City's tsunami early warning system deemed 'sadly lacking'

Dunedin needs to do more to prepare for a tsunami, a group advocating for a new early warning system in the city has told Dunedin city councillors.

Tsunami Action Group founder Eddie Gray, of Dunedin, said the city was "sadly lacking" in an early warning system, which could provide crucial minutes or seconds for people to escape an incoming wave.

The city had old and inadequate portable sirens, which would be used to alert people to danger, and also lacked appropriate signage and an escape plan to direct people away from any threat, he said.

Instead, the city should be investing in modern sirens to be positioned in areas where there could be a tsunami threat.

Earthquakes and tsunamis were impossible to predict, but preparations could help minimise their deadly impact, he said.

"We either protect our people in Dunedin here or we could pay the cost of it."

Better education of the population was also needed to teach people what to do when an alert was activated, he believed.

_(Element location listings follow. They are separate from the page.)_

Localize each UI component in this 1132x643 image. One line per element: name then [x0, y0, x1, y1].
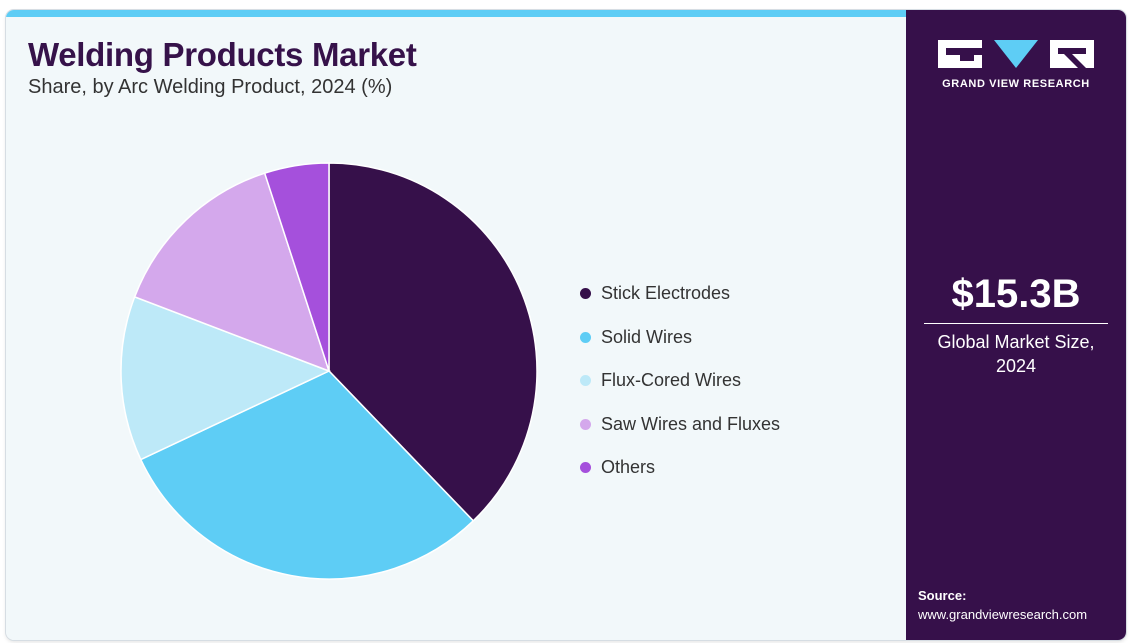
- legend-swatch: [580, 288, 591, 300]
- legend-label: Saw Wires and Fluxes: [601, 413, 781, 434]
- legend-item: Saw Wires and Fluxes: [580, 403, 780, 447]
- legend-item: Flux-Cored Wires: [580, 359, 780, 403]
- market-size-value: $15.3B: [951, 272, 1081, 316]
- legend-swatch: [580, 331, 591, 343]
- accent-bar: [6, 10, 906, 17]
- legend-label: Stick Electrodes: [601, 283, 731, 304]
- chart-legend: Stick Electrodes Solid Wires Flux-Cored Wi…: [580, 272, 780, 490]
- grand-view-research-logo: [938, 40, 1094, 68]
- legend-swatch: [580, 462, 591, 474]
- source-label: Source:: [918, 588, 967, 603]
- pie-slice-stick-electrodes: [328, 162, 538, 522]
- legend-label: Solid Wires: [601, 326, 693, 347]
- market-size-label-line2: 2024: [995, 356, 1037, 376]
- pie-slice-others: [263, 162, 330, 372]
- source-url[interactable]: www.grandviewresearch.com: [918, 607, 1088, 622]
- brand-name: GRAND VIEW RESEARCH: [942, 78, 1090, 90]
- chart-title: Welding Products Market: [28, 36, 417, 73]
- legend-item: Others: [580, 446, 780, 490]
- chart-subtitle: Share, by Arc Welding Product, 2024 (%): [28, 76, 393, 98]
- pie-slice-flux-cored-wires: [120, 295, 331, 461]
- market-size-label-line1: Global Market Size,: [937, 332, 1095, 352]
- legend-label: Flux-Cored Wires: [601, 370, 742, 391]
- legend-label: Others: [601, 457, 656, 478]
- chart-panel: Welding Products Market Share, by Arc We…: [6, 10, 906, 640]
- legend-item: Stick Electrodes: [580, 272, 780, 316]
- legend-swatch: [580, 375, 591, 387]
- legend-item: Solid Wires: [580, 316, 780, 360]
- market-size-label: Global Market Size, 2024: [926, 330, 1106, 378]
- pie-chart: [120, 162, 538, 580]
- brand-sidebar: GRAND VIEW RESEARCH $15.3B Global Market…: [906, 10, 1126, 640]
- legend-swatch: [580, 418, 591, 430]
- infographic-card: Welding Products Market Share, by Arc We…: [6, 10, 1126, 640]
- pie-slice-solid-wires: [139, 370, 475, 580]
- value-divider: [924, 323, 1108, 324]
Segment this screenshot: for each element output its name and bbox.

Existing civil defence arrangements were "just a joke" and would be inadequate in the event of a tsunami, which could threaten the lives of 1500 people - and injury to 3500 more - in low-lying Dunedin suburbs, he said.

Cr Lee Vandervis agreed existing sirens were "a joke", but wondered whether cellphones could be used to send text message warnings more efficiently and cheaply than sirens.

Mr Gray disagreed, saying money could be saved, but many elderly people living in areas under threat "wouldn't know what they [cellphones] were, let alone how to use them".